Agricultural News
Laatest U.S. Drought Map Shows Oklahoma is 75 Percent Drought Free
Thu, 28 Jan 2021 14:38:20 CST
Moderate precipitation fell across central Texas extending northeast into Oklahoma and Arkansas along with heavy snow across the northern High Plains, Rocky Mountains into Iowa.
This week's U.S. Drought Monitor map also shows decent snowpack in the high elevations of the Rockies led to some improvement in the protracted D2-D4 (Severe, Extreme and Exceptional Drought) categories in north-central and south-central Colorado.
Otherwise, the driest areas this week included parts of the Intermountain West, the southern High Plains and southern Texas.
We're keeping our eye on an expanding area of dryness popping up in the southwestern Tennessee, northwestern Mississippi and south-central Louisiana.
Six-month rainfalls in central Louisiana are 15 inches below normal.
To view the U.S. Drought map, click here.

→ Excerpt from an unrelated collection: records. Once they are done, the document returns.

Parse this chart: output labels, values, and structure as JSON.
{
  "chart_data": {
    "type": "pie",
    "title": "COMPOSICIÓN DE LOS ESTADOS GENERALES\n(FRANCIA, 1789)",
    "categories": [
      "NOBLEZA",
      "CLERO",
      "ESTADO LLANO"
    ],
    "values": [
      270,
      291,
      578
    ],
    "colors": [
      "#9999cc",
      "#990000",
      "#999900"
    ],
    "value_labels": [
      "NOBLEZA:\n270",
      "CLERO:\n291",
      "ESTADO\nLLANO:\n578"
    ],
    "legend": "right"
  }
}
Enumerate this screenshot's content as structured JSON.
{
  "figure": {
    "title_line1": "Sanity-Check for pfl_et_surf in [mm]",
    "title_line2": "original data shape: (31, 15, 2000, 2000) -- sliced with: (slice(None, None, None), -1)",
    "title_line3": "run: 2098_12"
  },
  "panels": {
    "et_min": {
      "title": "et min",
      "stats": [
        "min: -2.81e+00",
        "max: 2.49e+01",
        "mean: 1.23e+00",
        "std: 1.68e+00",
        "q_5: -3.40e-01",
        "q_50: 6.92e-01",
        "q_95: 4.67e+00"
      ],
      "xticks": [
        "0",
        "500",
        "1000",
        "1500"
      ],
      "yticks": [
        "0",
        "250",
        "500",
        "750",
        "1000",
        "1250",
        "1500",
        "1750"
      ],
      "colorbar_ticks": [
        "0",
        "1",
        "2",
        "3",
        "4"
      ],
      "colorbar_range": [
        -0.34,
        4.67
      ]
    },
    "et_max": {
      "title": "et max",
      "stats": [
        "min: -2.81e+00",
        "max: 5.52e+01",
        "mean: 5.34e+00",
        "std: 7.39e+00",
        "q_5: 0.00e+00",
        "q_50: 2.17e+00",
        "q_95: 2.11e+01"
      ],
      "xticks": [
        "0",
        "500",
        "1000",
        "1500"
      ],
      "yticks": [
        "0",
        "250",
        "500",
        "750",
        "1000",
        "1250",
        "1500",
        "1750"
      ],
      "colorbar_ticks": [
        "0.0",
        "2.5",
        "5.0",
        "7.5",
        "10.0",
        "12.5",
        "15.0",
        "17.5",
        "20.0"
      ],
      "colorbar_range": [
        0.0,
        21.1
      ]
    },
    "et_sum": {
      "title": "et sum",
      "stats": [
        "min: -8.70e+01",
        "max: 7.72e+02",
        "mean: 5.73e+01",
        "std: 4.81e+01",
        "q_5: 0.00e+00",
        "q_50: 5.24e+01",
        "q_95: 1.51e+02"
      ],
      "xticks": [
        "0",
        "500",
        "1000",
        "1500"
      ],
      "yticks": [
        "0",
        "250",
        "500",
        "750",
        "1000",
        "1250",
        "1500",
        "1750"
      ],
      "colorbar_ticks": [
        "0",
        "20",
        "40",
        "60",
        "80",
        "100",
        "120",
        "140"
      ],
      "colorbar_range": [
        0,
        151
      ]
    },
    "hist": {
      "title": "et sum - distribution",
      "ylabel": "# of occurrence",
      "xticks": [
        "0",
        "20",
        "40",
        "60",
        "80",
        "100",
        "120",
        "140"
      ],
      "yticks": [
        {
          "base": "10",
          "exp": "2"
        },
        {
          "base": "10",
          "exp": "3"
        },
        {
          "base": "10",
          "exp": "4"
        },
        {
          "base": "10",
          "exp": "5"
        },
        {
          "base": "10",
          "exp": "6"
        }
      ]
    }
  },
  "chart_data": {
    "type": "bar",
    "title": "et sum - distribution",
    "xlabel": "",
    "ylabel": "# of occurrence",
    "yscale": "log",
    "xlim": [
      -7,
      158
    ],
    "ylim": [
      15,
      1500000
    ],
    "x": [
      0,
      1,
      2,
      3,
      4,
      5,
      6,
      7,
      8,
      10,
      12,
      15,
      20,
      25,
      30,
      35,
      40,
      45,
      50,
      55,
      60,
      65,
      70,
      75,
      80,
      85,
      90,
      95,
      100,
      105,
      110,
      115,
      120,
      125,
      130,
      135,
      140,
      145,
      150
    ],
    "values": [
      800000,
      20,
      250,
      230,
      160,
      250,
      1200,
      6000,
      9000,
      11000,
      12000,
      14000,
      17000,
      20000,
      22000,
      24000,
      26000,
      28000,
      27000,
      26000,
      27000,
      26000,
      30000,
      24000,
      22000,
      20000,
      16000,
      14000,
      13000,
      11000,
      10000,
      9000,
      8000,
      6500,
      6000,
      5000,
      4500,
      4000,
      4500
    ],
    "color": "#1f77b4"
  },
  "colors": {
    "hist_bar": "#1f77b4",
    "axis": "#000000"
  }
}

For Oklahoma, a small pocket extreme drought (D3) persists in Harmon County in southwest Oklahoma.
Statewide, approximately 75.15 percent of the state is drought free this week, almost a 9 percent change from last week.
We must go back almost a year to find a time when the state was this free of drought conditions.
To view the Oklahoma drought map, click here.
The latest seasonal drought outlook, January through April, calls for developing drought in south central Kansas and western Oklahoma.
To view the spring seasonal drought outlook map from the Climate Prediction Center, click here.
The outlook for next week calls for average temperatures and above precipitation for much of the state.
To view the 6-10-day temperature outlook, click here.
To view the 6-10-day precipitation outlook, click here.
The U.S. Drought Monitor Map is developed through a partnership between the National Drought Mitigation Center at the University of Nebraska-Lincoln, the United States Department of Agriculture, and the National Oceanic and Atmospheric Administration.